An array of special-powers legislation was enacted. The Garda sought to monitor all “subversives”, and elements of the force – “the heavy gang” – assumed a free hand to mistreat and even frame suspects.

The political establishment began the decade wondering what it could do to help nationalists in the North; it ended the decade struggling to ensure that the carnage north of the Border did not come south.

And yet there’s little doubt many people in the Republic felt a deep attachment to the idea of a united Ireland, and furthermore, believed that the British presence in the North was at the root of the problem.

Haughey

Fianna Fáil

was identifiably the most nationalist of the main parties. This was not only a reflection of its heritage and history, but of the personalities that would come to dominate it. At the start of the 1970s,

Charles Haughey

, who had been minister for finance, was acquitted of seeking to import arms for use in the North. By the end of the decade, he was the party leader and taoiseach.

One of his first acts was an infamous televised address to the nation on the state of the country’s finances. “As a community,” he lectured, “we are living way beyond our means . . . We will have to continue to cut down on government spending.”

The stunning hypocrisy would only become apparent years later. But as a statement of reality at the time, it was pretty much spot on. Mismanagement of the public finances had exacerbated traditional weaknesses, and international events and trends – the oil crisis, an international recession, and the stagflation that bedevilled western economies in the 1970s – had piled on the misery at home. Strikes were commonplace – the banks were closed for six months in 1970 – and inflation savaged real wages. Fianna Fáil and Fine Gael swapped office with little change in economic policy.

If the 1970s were supposed to be socialist, it soon became clear it was not going to turn out like that. A talented younger generation of Labour politicians saw their political ambitions – and some of their principles – flounder on the rocks of the Northern conflict and economic recession.

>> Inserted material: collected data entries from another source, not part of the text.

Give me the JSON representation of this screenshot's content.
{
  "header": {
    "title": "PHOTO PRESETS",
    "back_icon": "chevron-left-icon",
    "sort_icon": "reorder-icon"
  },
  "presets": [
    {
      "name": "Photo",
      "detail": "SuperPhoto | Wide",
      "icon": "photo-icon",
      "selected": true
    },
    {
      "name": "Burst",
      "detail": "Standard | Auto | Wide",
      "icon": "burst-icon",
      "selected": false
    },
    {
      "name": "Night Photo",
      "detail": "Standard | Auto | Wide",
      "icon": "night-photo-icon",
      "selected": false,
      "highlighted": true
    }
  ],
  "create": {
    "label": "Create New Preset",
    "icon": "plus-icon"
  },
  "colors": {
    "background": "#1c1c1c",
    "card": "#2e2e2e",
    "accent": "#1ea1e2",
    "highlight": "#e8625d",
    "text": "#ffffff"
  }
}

The 2½ party system was rigidly in place; the electoral choice was between a majority Fianna Fáil government or a coalition between Fine Gael and Labour; nobody contemplated another possible outcome.

Social changes related to the role of women, that had convulsed other western societies, were slow to come to Ireland. For most people, the certainties of Irish life remained broadly in place – the Catholic Church's influence over politics and society was overbearing, to the extent that taoiseach Liam Cosgrave voted against his own government Bills to legalise the supply of contraceptives.

The legalisation of divorce was two decades away. Religious observance remained general. Official Ireland was monochrome and male.

The seeds of social and political change were evident if you looked hard enough – in the law, in the media, in popular culture.

But in the Ireland of the 1970s, for most people, things continued the way they had for their parents. This was true in politics, as it was in life.